UwU

Rethinking the concept of gender

Note: These are mostly ramblings resulting from my thoughts about who am I and what is gender that came to my mind when I was taking a shower. They are very badly structured, probably have a lot of gramatical and typographical and other kind of errors, and are not a result of a deep study into that topic. It's more of a stream of thoughts translated into a digital form.

Why are we still thinking in the terms of thousands-years-old concepts when talking about who people are? Why does we still differentiate between 'men' and 'women', outside of the scope of biology? Why there exists a concept of a "social gender"?

Here I just want to clarify that I don't have an opinion regarding trans people in sports. This is not the point of this piece, nor do I feel like talking about it.

Why does it matter what kind of body do I have? Why is question "are you man or woman" any different from "what is size of your breasts" or "how long is your penis"?

We can often hear "I'm a woman in a male body", "I hate this female body", etc, — but why would be a body, in which we grew up, be defined by someone else? For example, I was not born a girl in a male body, I was born a girl in my own body. The fact that it has parts stereotypically atributted to male "biological gender" does not change anything in the perception of myself.

Do I wish I was born in a different body? I don't know. Maybe it would make my life a little bit easier — on the other hand, I would again be constrained by societal norms of "female" and "male" "genders". I consider myself a transwoman not because I want to adjust to how society, other people want to perceive me, it's simply because, in our current, human world, there is no way for me to describe in other way.

That brings me to a topic of transhumanism.
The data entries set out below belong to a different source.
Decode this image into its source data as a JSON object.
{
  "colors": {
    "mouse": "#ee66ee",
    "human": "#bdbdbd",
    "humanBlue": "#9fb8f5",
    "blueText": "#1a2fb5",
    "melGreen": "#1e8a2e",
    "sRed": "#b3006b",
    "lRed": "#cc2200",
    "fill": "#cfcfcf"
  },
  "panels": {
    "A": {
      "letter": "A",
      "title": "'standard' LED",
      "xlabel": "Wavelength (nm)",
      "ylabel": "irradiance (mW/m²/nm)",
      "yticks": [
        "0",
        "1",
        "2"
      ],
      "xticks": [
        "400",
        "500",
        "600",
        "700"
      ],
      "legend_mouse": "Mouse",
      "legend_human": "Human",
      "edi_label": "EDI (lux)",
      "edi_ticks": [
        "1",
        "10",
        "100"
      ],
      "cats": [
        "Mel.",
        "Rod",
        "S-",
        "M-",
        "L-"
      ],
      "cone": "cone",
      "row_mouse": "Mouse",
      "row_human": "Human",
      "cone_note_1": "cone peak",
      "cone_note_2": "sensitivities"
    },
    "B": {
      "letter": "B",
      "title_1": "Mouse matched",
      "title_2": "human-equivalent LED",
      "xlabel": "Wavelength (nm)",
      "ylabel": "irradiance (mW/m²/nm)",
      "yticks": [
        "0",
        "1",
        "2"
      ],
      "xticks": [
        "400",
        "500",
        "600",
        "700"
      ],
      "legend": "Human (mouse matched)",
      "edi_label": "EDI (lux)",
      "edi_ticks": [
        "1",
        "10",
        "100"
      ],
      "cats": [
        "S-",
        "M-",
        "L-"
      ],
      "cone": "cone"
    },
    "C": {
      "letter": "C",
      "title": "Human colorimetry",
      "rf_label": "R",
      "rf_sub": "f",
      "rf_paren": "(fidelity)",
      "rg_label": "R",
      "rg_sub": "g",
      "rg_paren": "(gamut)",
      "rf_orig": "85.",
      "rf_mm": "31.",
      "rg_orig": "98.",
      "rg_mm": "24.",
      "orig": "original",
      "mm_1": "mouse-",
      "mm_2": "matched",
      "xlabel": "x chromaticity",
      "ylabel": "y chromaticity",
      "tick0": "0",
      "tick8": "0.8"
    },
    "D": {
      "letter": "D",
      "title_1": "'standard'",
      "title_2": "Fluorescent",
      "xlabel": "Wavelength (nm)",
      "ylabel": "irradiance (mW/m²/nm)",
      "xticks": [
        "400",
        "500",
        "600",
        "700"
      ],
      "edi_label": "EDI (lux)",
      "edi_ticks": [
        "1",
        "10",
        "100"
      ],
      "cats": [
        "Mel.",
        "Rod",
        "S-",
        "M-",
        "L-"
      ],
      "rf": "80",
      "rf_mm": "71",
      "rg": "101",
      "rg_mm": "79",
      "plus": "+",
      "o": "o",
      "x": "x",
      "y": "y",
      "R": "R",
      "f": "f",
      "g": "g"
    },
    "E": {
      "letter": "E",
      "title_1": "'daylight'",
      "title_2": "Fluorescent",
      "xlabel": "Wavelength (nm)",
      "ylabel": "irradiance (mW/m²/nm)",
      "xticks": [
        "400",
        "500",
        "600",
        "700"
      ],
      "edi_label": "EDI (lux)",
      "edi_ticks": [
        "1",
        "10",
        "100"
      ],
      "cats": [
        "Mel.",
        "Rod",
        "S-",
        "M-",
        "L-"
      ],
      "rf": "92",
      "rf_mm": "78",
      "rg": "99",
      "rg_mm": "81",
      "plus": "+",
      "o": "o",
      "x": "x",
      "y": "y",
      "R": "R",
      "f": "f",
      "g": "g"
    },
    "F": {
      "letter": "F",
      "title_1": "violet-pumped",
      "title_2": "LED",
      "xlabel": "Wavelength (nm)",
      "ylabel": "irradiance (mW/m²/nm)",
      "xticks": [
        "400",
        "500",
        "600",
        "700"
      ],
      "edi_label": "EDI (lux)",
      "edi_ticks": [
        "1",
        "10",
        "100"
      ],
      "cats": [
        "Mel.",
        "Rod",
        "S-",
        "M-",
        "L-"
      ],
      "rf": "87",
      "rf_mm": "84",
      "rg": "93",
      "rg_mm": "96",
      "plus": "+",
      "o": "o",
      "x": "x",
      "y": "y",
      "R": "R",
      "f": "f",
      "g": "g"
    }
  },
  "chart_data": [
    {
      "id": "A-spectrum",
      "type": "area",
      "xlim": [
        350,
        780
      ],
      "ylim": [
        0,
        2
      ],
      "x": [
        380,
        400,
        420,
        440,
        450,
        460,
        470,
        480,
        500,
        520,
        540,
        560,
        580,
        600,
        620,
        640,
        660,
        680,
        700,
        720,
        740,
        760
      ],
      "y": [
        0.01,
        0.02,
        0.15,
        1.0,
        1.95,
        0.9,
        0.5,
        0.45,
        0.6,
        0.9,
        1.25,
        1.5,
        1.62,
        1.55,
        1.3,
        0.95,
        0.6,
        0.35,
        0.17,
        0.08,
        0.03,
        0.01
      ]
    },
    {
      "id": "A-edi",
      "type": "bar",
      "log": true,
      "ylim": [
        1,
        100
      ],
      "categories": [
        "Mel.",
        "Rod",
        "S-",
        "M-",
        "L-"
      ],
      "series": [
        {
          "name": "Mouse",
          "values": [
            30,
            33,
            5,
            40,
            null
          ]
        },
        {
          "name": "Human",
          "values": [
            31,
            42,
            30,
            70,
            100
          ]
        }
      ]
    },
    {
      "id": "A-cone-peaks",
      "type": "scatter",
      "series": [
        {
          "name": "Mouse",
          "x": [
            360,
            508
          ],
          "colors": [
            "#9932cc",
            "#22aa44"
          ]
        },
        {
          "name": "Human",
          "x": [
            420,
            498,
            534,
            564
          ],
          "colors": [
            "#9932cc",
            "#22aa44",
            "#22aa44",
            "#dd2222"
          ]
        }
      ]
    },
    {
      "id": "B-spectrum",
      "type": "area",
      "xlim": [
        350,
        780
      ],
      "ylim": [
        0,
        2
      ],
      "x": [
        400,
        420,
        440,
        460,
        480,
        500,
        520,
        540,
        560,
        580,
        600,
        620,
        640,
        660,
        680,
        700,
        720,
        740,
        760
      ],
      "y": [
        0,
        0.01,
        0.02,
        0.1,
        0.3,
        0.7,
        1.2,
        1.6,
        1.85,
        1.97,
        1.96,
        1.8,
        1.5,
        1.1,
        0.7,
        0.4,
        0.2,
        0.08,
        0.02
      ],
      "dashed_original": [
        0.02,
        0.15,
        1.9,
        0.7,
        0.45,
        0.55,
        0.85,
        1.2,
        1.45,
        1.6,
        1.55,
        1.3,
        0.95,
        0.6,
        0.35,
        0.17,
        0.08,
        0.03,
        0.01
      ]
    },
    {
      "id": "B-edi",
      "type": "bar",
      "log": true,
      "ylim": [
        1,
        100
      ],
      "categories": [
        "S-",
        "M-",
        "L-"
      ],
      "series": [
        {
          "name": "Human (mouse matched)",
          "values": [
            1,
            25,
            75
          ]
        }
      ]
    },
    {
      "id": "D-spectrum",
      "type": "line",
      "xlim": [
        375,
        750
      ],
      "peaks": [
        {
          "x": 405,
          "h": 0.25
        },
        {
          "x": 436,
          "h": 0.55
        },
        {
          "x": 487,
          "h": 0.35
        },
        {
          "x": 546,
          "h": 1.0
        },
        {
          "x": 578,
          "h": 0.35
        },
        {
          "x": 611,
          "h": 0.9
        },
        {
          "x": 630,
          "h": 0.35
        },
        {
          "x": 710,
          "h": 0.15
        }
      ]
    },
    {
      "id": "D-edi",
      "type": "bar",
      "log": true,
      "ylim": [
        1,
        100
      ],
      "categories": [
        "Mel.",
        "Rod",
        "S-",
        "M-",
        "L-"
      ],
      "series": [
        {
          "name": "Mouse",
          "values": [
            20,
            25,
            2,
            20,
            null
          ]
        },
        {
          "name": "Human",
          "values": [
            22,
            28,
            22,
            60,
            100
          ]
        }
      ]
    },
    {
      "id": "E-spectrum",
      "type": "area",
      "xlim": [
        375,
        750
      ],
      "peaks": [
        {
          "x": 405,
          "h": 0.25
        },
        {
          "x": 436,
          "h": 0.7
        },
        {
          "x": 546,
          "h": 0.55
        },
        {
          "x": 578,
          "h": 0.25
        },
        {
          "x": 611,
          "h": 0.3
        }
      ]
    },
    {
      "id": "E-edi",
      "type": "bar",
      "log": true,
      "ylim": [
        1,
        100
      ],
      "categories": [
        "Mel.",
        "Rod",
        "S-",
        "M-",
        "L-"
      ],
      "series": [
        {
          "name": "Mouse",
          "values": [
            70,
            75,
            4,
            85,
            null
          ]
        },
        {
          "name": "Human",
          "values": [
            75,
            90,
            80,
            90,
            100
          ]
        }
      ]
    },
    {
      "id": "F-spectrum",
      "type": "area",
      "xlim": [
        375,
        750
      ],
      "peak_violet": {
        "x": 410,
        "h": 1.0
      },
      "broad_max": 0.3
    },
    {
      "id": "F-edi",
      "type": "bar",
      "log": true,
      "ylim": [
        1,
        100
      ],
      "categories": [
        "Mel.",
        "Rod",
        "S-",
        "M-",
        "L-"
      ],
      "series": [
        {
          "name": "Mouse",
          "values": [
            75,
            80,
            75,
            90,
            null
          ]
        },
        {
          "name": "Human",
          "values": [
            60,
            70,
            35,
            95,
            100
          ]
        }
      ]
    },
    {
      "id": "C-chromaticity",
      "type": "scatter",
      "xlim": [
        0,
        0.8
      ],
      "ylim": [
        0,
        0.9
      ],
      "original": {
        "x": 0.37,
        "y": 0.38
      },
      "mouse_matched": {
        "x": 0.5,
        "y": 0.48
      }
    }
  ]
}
Not transhumanism, as we are used to think about, where people are being replaced with cyborgs and robots, but a one where our flesh bodies are irrelevant to our perception of the outside world — especially the perception of the other people. In a transumanistic (though maybe posthumanistic would be a better word) world our "biological gender" is an irrelevant fact, useful only for people who maintain our bodies, like doctors.
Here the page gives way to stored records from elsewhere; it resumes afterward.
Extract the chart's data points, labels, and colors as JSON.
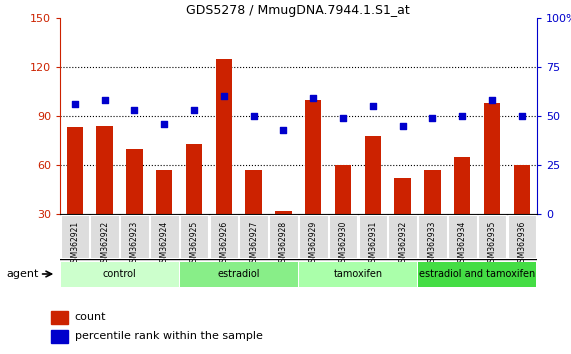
{
  "title": "GDS5278 / MmugDNA.7944.1.S1_at",
  "samples": [
    "GSM362921",
    "GSM362922",
    "GSM362923",
    "GSM362924",
    "GSM362925",
    "GSM362926",
    "GSM362927",
    "GSM362928",
    "GSM362929",
    "GSM362930",
    "GSM362931",
    "GSM362932",
    "GSM362933",
    "GSM362934",
    "GSM362935",
    "GSM362936"
  ],
  "counts": [
    83,
    84,
    70,
    57,
    73,
    125,
    57,
    32,
    100,
    60,
    78,
    52,
    57,
    65,
    98,
    60
  ],
  "percentiles": [
    56,
    58,
    53,
    46,
    53,
    60,
    50,
    43,
    59,
    49,
    55,
    45,
    49,
    50,
    58,
    50
  ],
  "groups": [
    {
      "label": "control",
      "start": 0,
      "end": 4,
      "color": "#ccffcc"
    },
    {
      "label": "estradiol",
      "start": 4,
      "end": 8,
      "color": "#88ee88"
    },
    {
      "label": "tamoxifen",
      "start": 8,
      "end": 12,
      "color": "#aaffaa"
    },
    {
      "label": "estradiol and tamoxifen",
      "start": 12,
      "end": 16,
      "color": "#44dd44"
    }
  ],
  "ylim_left": [
    30,
    150
  ],
  "ylim_right": [
    0,
    100
  ],
  "yticks_left": [
    30,
    60,
    90,
    120,
    150
  ],
  "yticks_right": [
    0,
    25,
    50,
    75,
    100
  ],
  "bar_color": "#cc2200",
  "dot_color": "#0000cc",
  "legend_count_label": "count",
  "legend_pct_label": "percentile rank within the sample",
  "agent_label": "agent",
  "left_axis_color": "#cc2200",
  "right_axis_color": "#0000cc",
  "bar_bottom": 30
}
I came up with a simple thought experiment. Let's take two people, who have never seen each other, and put them into two completely black rooms such that they cannot see each other. The only way they can communicate is with a completely uniform piece of papers. Now, the question I'm trying to pose is, in such circumstances, how important would be a gender of these two important in the conversation they were going to have?

I speculate that the answer to that question is "none at all". However, as this is a thought experiment, I leave the answer for you to think about and decide.


Biological gender is completely irrelevant to who are we. Does having a "female" body mean you cannot play sports, or write books, or do research related to computer science, mathematics, psychology, or neurobiology? Then why we consistently emphasise its importance on every aspect of our life?

That said — current world is not yet suitable for abandoning all kinds of gender segragation. For example, creating unisex toilets right now is dangerous for all groups, including ciswomen, cismen, transmen, transwomen, and so on. In a perfect world, we wouldn't have to decide into which of the two we want to go — we could simply go, do whatever we need, and leave.

Unfortunately, the issues of unwanted advances, harassment, rape, still exist, and are common in our society. Without introducing means to protect such venerable groups, gender segragation will not cease to exist.


The conclusion of that piece is that there is no conclusion. I do not intend to change anyone's view on gender, whether to agree with what I said or not. It was simply thoughts, that I wanted to share with you — and it's up to you to interpret it.